Submitted to: American Society of Horticulture Science Meeting
Publication Type: Abstract Only
Publication Acceptance Date: 4/24/2015
Publication Date: 4/24/2015
Citation: Chen, C., Bock, C.H., Cottrell, T.E. 2015. Sequencing analysis of wood-decay fungi associated with peach scaffold breakage [abstract]. American Society of Horticulture Science. Paper No. 21463.
Interpretive Summary: Peach is an important fruit crop worldwide. Peach tree health and longevity are affected by many biotic and abiotic stresses. Some peach diseases are well characterized and managed, but it remains unclear what and how ‘white-rot’ lignicolous fungi colonize in peach and affect the long-term health of peach trees. The rot in scion scaffold heartwood may be an additional cause of scaffold limb break and short orchard longevity in the southeastern states (8-10 years compared to 17-20 years in the western states). To remain sustainable and profitable, tree health and orchard longevity must be maximally prolonged.
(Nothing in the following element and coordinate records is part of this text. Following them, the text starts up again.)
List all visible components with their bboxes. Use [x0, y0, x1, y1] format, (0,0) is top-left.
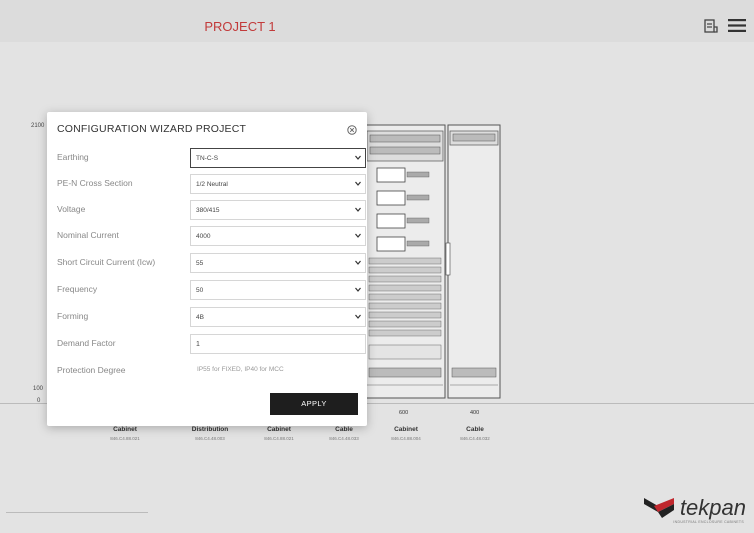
frequency-value: 50: [196, 287, 204, 294]
voltage-label: Voltage: [57, 204, 86, 214]
forming-select[interactable]: 4B: [190, 307, 366, 327]
nominal-current-select[interactable]: 4000: [190, 226, 366, 246]
top-bar: PROJECT 1: [0, 0, 754, 42]
cabinet-code: 846.C4.88.021: [264, 436, 294, 441]
chevron-down-icon: [355, 260, 361, 265]
earthing-row: Earthing TN-C-S: [57, 148, 366, 168]
horizontal-scrollbar[interactable]: [6, 512, 148, 513]
protection-degree-label: Protection Degree: [57, 365, 126, 375]
nominal-current-value: 4000: [196, 233, 211, 240]
pe-n-cross-section-select[interactable]: 1/2 Neutral: [190, 174, 366, 194]
chevron-down-icon: [355, 155, 361, 160]
width-dimension-1: 600: [399, 410, 409, 416]
cabinet-name: Cabinet: [394, 426, 418, 433]
cabinet-code: 846.C4.48.032: [460, 436, 490, 441]
scale-top-label: 2100: [31, 123, 45, 129]
pe-n-cross-section-row: PE-N Cross Section 1/2 Neutral: [57, 174, 366, 194]
chevron-down-icon: [355, 207, 361, 212]
demand-factor-row: Demand Factor 1: [57, 334, 366, 354]
earthing-label: Earthing: [57, 152, 89, 162]
project-title: PROJECT 1: [204, 19, 276, 34]
cabinet-caption[interactable]: Cable 846.C4.48.033: [314, 426, 374, 441]
chevron-down-icon: [355, 287, 361, 292]
short-circuit-current-label: Short Circuit Current (Icw): [57, 257, 156, 267]
chevron-down-icon: [355, 181, 361, 186]
pe-n-cross-section-value: 1/2 Neutral: [196, 181, 228, 188]
cabinet-caption[interactable]: Cabinet 846.C4.88.021: [95, 426, 155, 441]
protection-degree-value: IP55 for FIXED, IP40 for MCC: [197, 366, 284, 373]
chevron-down-icon: [355, 314, 361, 319]
tekpan-logo-icon: [643, 498, 674, 518]
cabinet-caption[interactable]: Cabinet 846.C4.88.004: [376, 426, 436, 441]
nominal-current-row: Nominal Current 4000: [57, 226, 366, 246]
hamburger-menu-icon[interactable]: [728, 18, 746, 33]
brand-logo: tekpan: [643, 495, 746, 520]
frequency-label: Frequency: [57, 284, 98, 294]
brand-name: tekpan: [679, 495, 746, 520]
cabinet-name: Cable: [335, 426, 353, 433]
cabinet-code: 846.C4.88.004: [391, 436, 421, 441]
cabinet-code: 846.C4.88.021: [110, 436, 140, 441]
cabinet-name: Distribution: [191, 426, 229, 433]
cabinet-caption[interactable]: Distribution 846.C4.48.003: [180, 426, 240, 441]
cabinet-caption[interactable]: Cable 846.C4.48.032: [445, 426, 505, 441]
cabinet-code: 846.C4.48.033: [329, 436, 359, 441]
width-dimension-2: 400: [470, 410, 480, 416]
scale-mid-label: 100: [33, 386, 44, 392]
protection-degree-row: Protection Degree IP55 for FIXED, IP40 f…: [57, 361, 359, 381]
short-circuit-current-value: 55: [196, 260, 204, 267]
cabinet-code: 846.C4.48.003: [195, 436, 225, 441]
voltage-select[interactable]: 380/415: [190, 200, 366, 220]
close-icon[interactable]: [347, 122, 357, 140]
voltage-row: Voltage 380/415: [57, 200, 366, 220]
forming-row: Forming 4B: [57, 307, 366, 327]
switchboard-drawing[interactable]: [362, 123, 504, 404]
voltage-value: 380/415: [196, 207, 220, 214]
configuration-wizard-dialog: CONFIGURATION WIZARD PROJECT Earthing TN…: [47, 112, 367, 426]
apply-button[interactable]: APPLY: [270, 393, 358, 415]
short-circuit-current-row: Short Circuit Current (Icw) 55: [57, 253, 366, 273]
earthing-value: TN-C-S: [196, 155, 219, 162]
cabinet-name: Cabinet: [113, 426, 137, 433]
pe-n-cross-section-label: PE-N Cross Section: [57, 178, 133, 188]
nominal-current-label: Nominal Current: [57, 230, 119, 240]
dialog-title: CONFIGURATION WIZARD PROJECT: [57, 123, 247, 135]
earthing-select[interactable]: TN-C-S: [190, 148, 366, 168]
forming-label: Forming: [57, 311, 89, 321]
demand-factor-input[interactable]: 1: [190, 334, 366, 354]
frequency-select[interactable]: 50: [190, 280, 366, 300]
brand-tagline: INDUSTRIAL ENCLOSURE CABINETS: [673, 520, 744, 524]
frequency-row: Frequency 50: [57, 280, 366, 300]
demand-factor-label: Demand Factor: [57, 338, 116, 348]
cabinet-name: Cabinet: [267, 426, 291, 433]
chevron-down-icon: [355, 233, 361, 238]
cabinet-name: Cable: [466, 426, 484, 433]
cabinet-caption[interactable]: Cabinet 846.C4.88.021: [249, 426, 309, 441]
short-circuit-current-select[interactable]: 55: [190, 253, 366, 273]
document-list-icon[interactable]: [704, 18, 718, 33]
forming-value: 4B: [196, 314, 204, 321]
This study is to compare the fungal growth between scion and rootstock cultivars, and to determine the identities of these fungi using sequencing technologies. The results will facilitate further studies on the epidemiology, colonization process, disease progress and management.
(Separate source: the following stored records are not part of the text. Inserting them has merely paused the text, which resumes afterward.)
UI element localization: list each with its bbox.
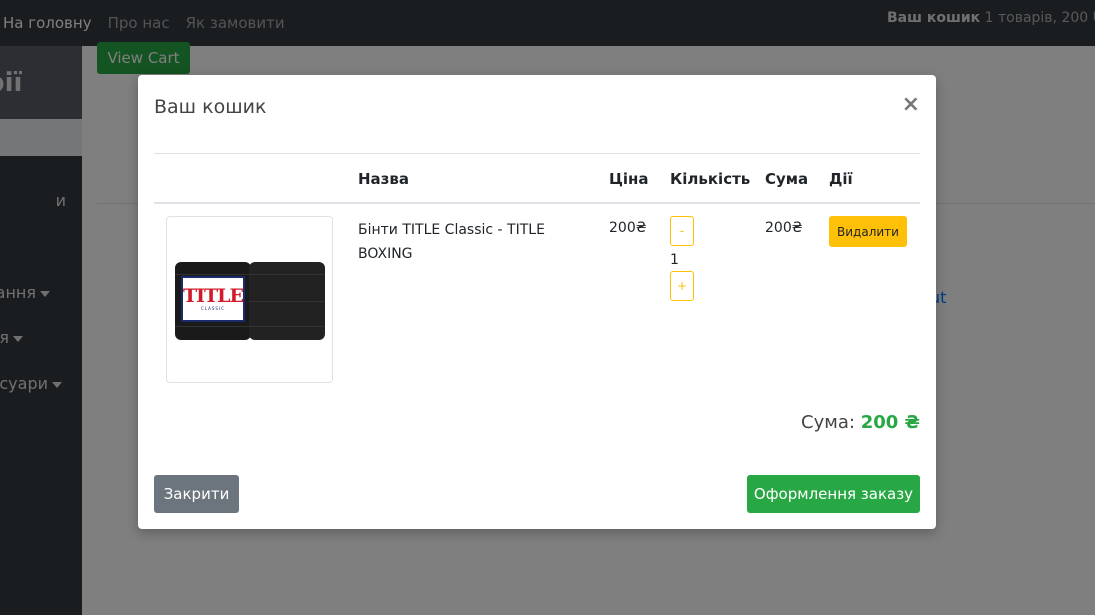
modal-title: Ваш кошик [154, 96, 267, 118]
column-header-name: Назва [358, 170, 410, 188]
title-logo-subtext: CLASSIC [201, 306, 225, 311]
product-sum: 200₴ [765, 220, 803, 236]
increase-quantity-button[interactable]: + [670, 271, 694, 301]
product-name-line: Бінти TITLE Classic - TITLE [358, 222, 545, 238]
product-image: TITLE CLASSIC [166, 216, 333, 383]
product-name-line: BOXING [358, 246, 413, 262]
total-value: 200 ₴ [860, 412, 920, 433]
title-logo: TITLE CLASSIC [181, 276, 245, 322]
total-label: Сума: [801, 412, 855, 433]
hand-wrap-roll: TITLE CLASSIC [175, 262, 251, 340]
remove-item-button[interactable]: Видалити [829, 216, 907, 247]
column-header-price: Ціна [609, 170, 649, 188]
hand-wrap-roll [249, 262, 325, 340]
checkout-button[interactable]: Оформлення заказу [747, 475, 920, 513]
decrease-quantity-button[interactable]: - [670, 216, 694, 246]
product-quantity: 1 [670, 252, 679, 268]
product-name: Бінти TITLE Classic - TITLE BOXING [358, 218, 545, 266]
column-header-quantity: Кількість [670, 170, 751, 188]
product-price: 200₴ [609, 220, 647, 236]
close-icon[interactable]: × [902, 94, 920, 116]
column-header-sum: Сума [765, 170, 809, 188]
cart-total: Сума: 200 ₴ [801, 412, 920, 433]
table-header-border [154, 202, 920, 204]
table-top-border [154, 153, 920, 154]
column-header-actions: Дії [829, 170, 853, 188]
close-modal-button[interactable]: Закрити [154, 475, 239, 513]
cart-modal: Ваш кошик × Назва Ціна Кількість Сума Ді… [138, 75, 936, 529]
title-logo-text: TITLE [183, 285, 244, 307]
Technical Abstract: Breakage of healthy-looking scaffold limbs is commonly seen in peach orchards in central Georgia, in the United States, and may have impact on the health and longevity of peach trees. White fungal mycelia were observed on the broken surface of some newly snapped, but otherwise healthy-looking peach scaffold limbs. Cross-cut limb sections from apparently healthy scion cultivars were collected and incubated under high humidity for 2 weeks. Fungal growth was observed on the cross-cut surface in two repeated experiments. In this study, genomic DNAs were extracted from the fungus growing on surface of the cross-cut sections. Using next-generation sequencing technology and metagenomic analysis, two white-rot fungi, Trametes versicolor and Schizophyllum commune, were deemed to be the most likely fungi colonizing the heartwood in these specimens. The former likely was predominant over the latter partly because there was a much greater number of read alignments onto the sequences from the T. versicolor genome than that from the S. commune genome. The co-existence of the two fungi were confirmed by Sanger sequencing of an internal transcribed spacer (ITS) amplicon and amplicons from new primers designed from selected contigs, as two different fragments of similar sizes were amplified by the ITS and most selected primers from the DNA extracted from the specimens. Possible reasons for the white-rot fungi colonizing and growing within the peach limbs of apparently healthy, living trees are discussed, as are the likely impact of the colonization on the peach tree health. Further research needs are considered.